Article #3: Thompson PL, Gilbert RE, Long PF, et al. Effect of Antibiotics for Otitis Media on Mastoiditis in Children: A Retrospective Cohort Study Using the United Kingdom General Practice Research Database. Pediatrics. 2009;123:424-430.
Finally, RCTs will never be powered to identify differences in the rates of rare but potentially devastating complications of AOM. This third study examined whether the rates of mastoiditis have increased in the UK in association with the decline in antibiotics prescribed to children for AOM. The authors conducted a retrospective cohort study using the UK General Practice Research Database, representative of practices in the total UK and comprising 6% of children in the UK census population. Children between the ages of 3 months and 15 years with a diagnosis of mastoiditis were identified (n=854), of whom only one third had a diagnosis of AOM in the antecedent 3 months . Although the risk of mastoiditis after AOM was 1.8 per 10,000 episodes after antibiotics compared with 3.8 per 10,000 episodes without antibiotics, 4831 cases of AOM would need to be treated with antibiotics to prevent 1 child from developing mastoiditis. The incidence of mastoiditis remained stable between 1990 and 2006, although the incidence of AOM diagnoses fell by 34% during this time and antibiotic prescribing for AOM declined by 50%. Interestingly, while the incidence of mastoiditis was highest in infants, lowest in 2-year-olds, and increased steadily with age thereafter, the incidence of AOM steadily decreases with increasing age (epidemiology doesn’t match up between the 2 diseases).
Bottom line: While it’s a potentially very serious condition, mastoiditis is rare, and only about a third of patients diagnosed with mastoiditis are treated in the prior 3 months for AOM. While antibiotics decrease the risk of developing mastoiditis, nearly 5,000 children with AOM would need to be treated with antibiotics to prevent one case of mastoiditis (NNT= 5,000…not a sound prevention strategy). Recognizing clinical signs of mastoiditis, especially in older children, is key to early diagnosis and successful treatment.

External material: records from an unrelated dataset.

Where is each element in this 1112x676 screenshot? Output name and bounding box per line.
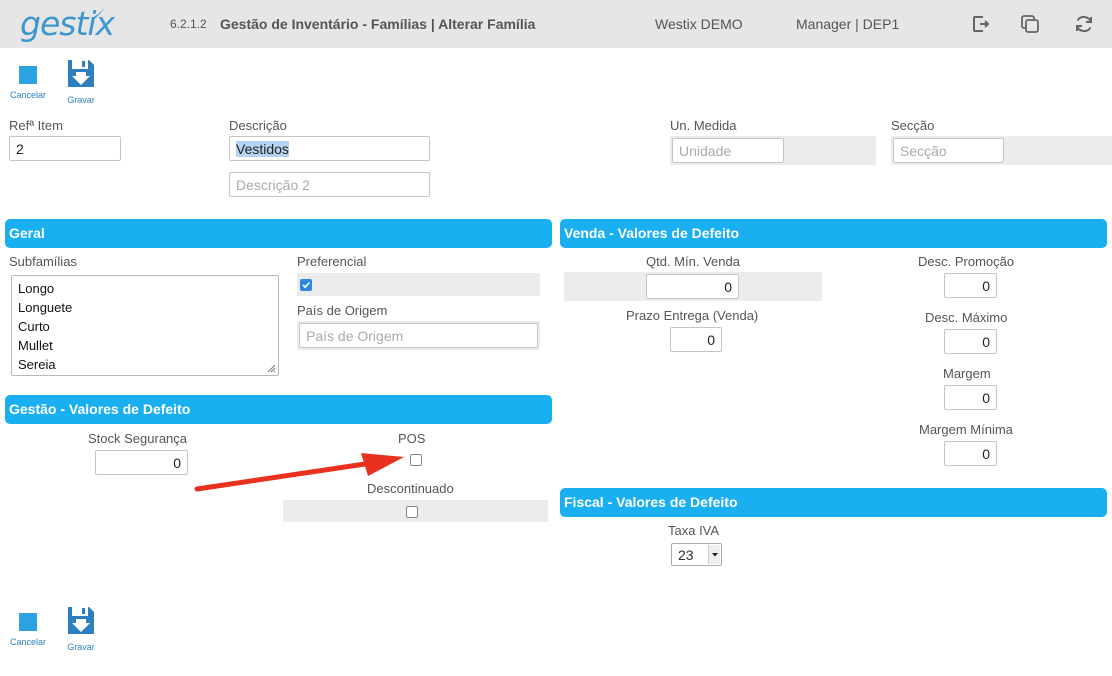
logo-swoosh-icon xyxy=(91,7,105,20)
resize-grip-icon[interactable] xyxy=(266,363,276,373)
cancel-button-bottom[interactable]: Cancelar xyxy=(5,605,51,647)
user-info[interactable]: Manager | DEP1 xyxy=(796,16,899,32)
margem-input[interactable]: 0 xyxy=(944,385,997,410)
venda-section-header: Venda - Valores de Defeito xyxy=(560,219,1107,248)
geral-section-header: Geral xyxy=(5,219,552,248)
section-label: Secção xyxy=(891,118,935,133)
list-item[interactable]: Sereia xyxy=(18,355,272,374)
stop-icon xyxy=(19,613,37,631)
refresh-icon[interactable] xyxy=(1073,13,1095,35)
floppy-disk-icon xyxy=(68,607,94,634)
taxa-iva-label: Taxa IVA xyxy=(668,523,720,538)
taxa-iva-select[interactable]: 23 xyxy=(671,543,722,566)
cancel-button[interactable]: Cancelar xyxy=(5,58,51,100)
floppy-disk-icon xyxy=(68,60,94,87)
chevron-down-icon xyxy=(712,553,718,557)
subfamilies-listbox[interactable]: Longo Longuete Curto Mullet Sereia xyxy=(11,275,279,376)
checkmark-icon xyxy=(302,282,310,289)
list-item[interactable]: Longuete xyxy=(18,298,272,317)
margem-label: Margem xyxy=(943,366,991,381)
stop-icon xyxy=(19,66,37,84)
logout-icon[interactable] xyxy=(970,13,992,35)
desc-promo-input[interactable]: 0 xyxy=(944,273,997,298)
pais-input[interactable]: País de Origem xyxy=(299,323,538,348)
desc-promo-label: Desc. Promoção xyxy=(918,254,1015,269)
pos-label: POS xyxy=(398,431,426,446)
descontinuado-label: Descontinuado xyxy=(367,481,454,496)
margem-min-label: Margem Mínima xyxy=(919,422,1013,437)
preferencial-label: Preferencial xyxy=(297,254,367,269)
prazo-input[interactable]: 0 xyxy=(670,327,722,352)
save-button-bottom[interactable]: Gravar xyxy=(58,605,104,652)
desc-max-input[interactable]: 0 xyxy=(944,329,997,354)
top-bar xyxy=(0,0,1112,48)
save-button[interactable]: Gravar xyxy=(58,58,104,105)
qtd-min-label: Qtd. Mín. Venda xyxy=(646,254,740,269)
preferencial-field-bg xyxy=(297,273,540,296)
pais-label: País de Origem xyxy=(297,303,388,318)
prazo-label: Prazo Entrega (Venda) xyxy=(626,308,759,323)
qtd-min-input[interactable]: 0 xyxy=(646,274,739,299)
ref-label: Refª Item xyxy=(9,118,63,133)
descontinuado-checkbox[interactable] xyxy=(406,506,418,518)
gestao-section-header: Gestão - Valores de Defeito xyxy=(5,395,552,424)
company-name[interactable]: Westix DEMO xyxy=(655,16,743,32)
dropdown-button[interactable] xyxy=(708,545,720,564)
description-value: Vestidos xyxy=(236,141,289,157)
fiscal-section-header: Fiscal - Valores de Defeito xyxy=(560,488,1107,517)
stock-input[interactable]: 0 xyxy=(95,450,188,475)
page-title: Gestão de Inventário - Famílias | Altera… xyxy=(220,16,536,32)
app-version: 6.2.1.2 xyxy=(170,17,207,31)
description-input[interactable]: Vestidos xyxy=(229,136,430,161)
windows-icon[interactable] xyxy=(1019,13,1041,35)
unit-label: Un. Medida xyxy=(670,118,737,133)
taxa-iva-value: 23 xyxy=(678,547,694,563)
unit-input[interactable]: Unidade xyxy=(672,138,784,163)
preferencial-checkbox[interactable] xyxy=(300,279,312,291)
pos-checkbox[interactable] xyxy=(410,454,422,466)
list-item[interactable]: Curto xyxy=(18,317,272,336)
desc-max-label: Desc. Máximo xyxy=(925,310,1008,325)
section-input[interactable]: Secção xyxy=(893,138,1004,163)
margem-min-input[interactable]: 0 xyxy=(944,441,997,466)
subfamilies-label: Subfamílias xyxy=(9,254,77,269)
description-label: Descrição xyxy=(229,118,287,133)
list-item[interactable]: Longo xyxy=(18,279,272,298)
list-item[interactable]: Mullet xyxy=(18,336,272,355)
description2-input[interactable]: Descrição 2 xyxy=(229,172,430,197)
ref-input[interactable]: 2 xyxy=(9,136,121,161)
stock-label: Stock Segurança xyxy=(88,431,188,446)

Wrap-up: Although the majority of folks in the room were willing to try the wait-and-see prescription approach for AOM, a few still prefer to treat all AOM with antibiotics, citing the modest increase in clinical cure rate and small but real decrease in duration of pain. This must be weighed against the long-term effects of antibiotic resistance and increased risk of diarrhea (not inconsequential in this age of community associated Clostridium difficile), as well as cost. It’s an excellent opportunity to involve parents in the decision making process. All in the room agreed that free bottles of ibuprofen and otic analgesic drops for parents to take home at 3 am would be extremely helpful both with patient satisfication and to get buy-in for the wait-and-see approach. Write for generic oticaine otic drops (benzocaine) now that Auralgan has added vinegar to its formulation and is no longer generic!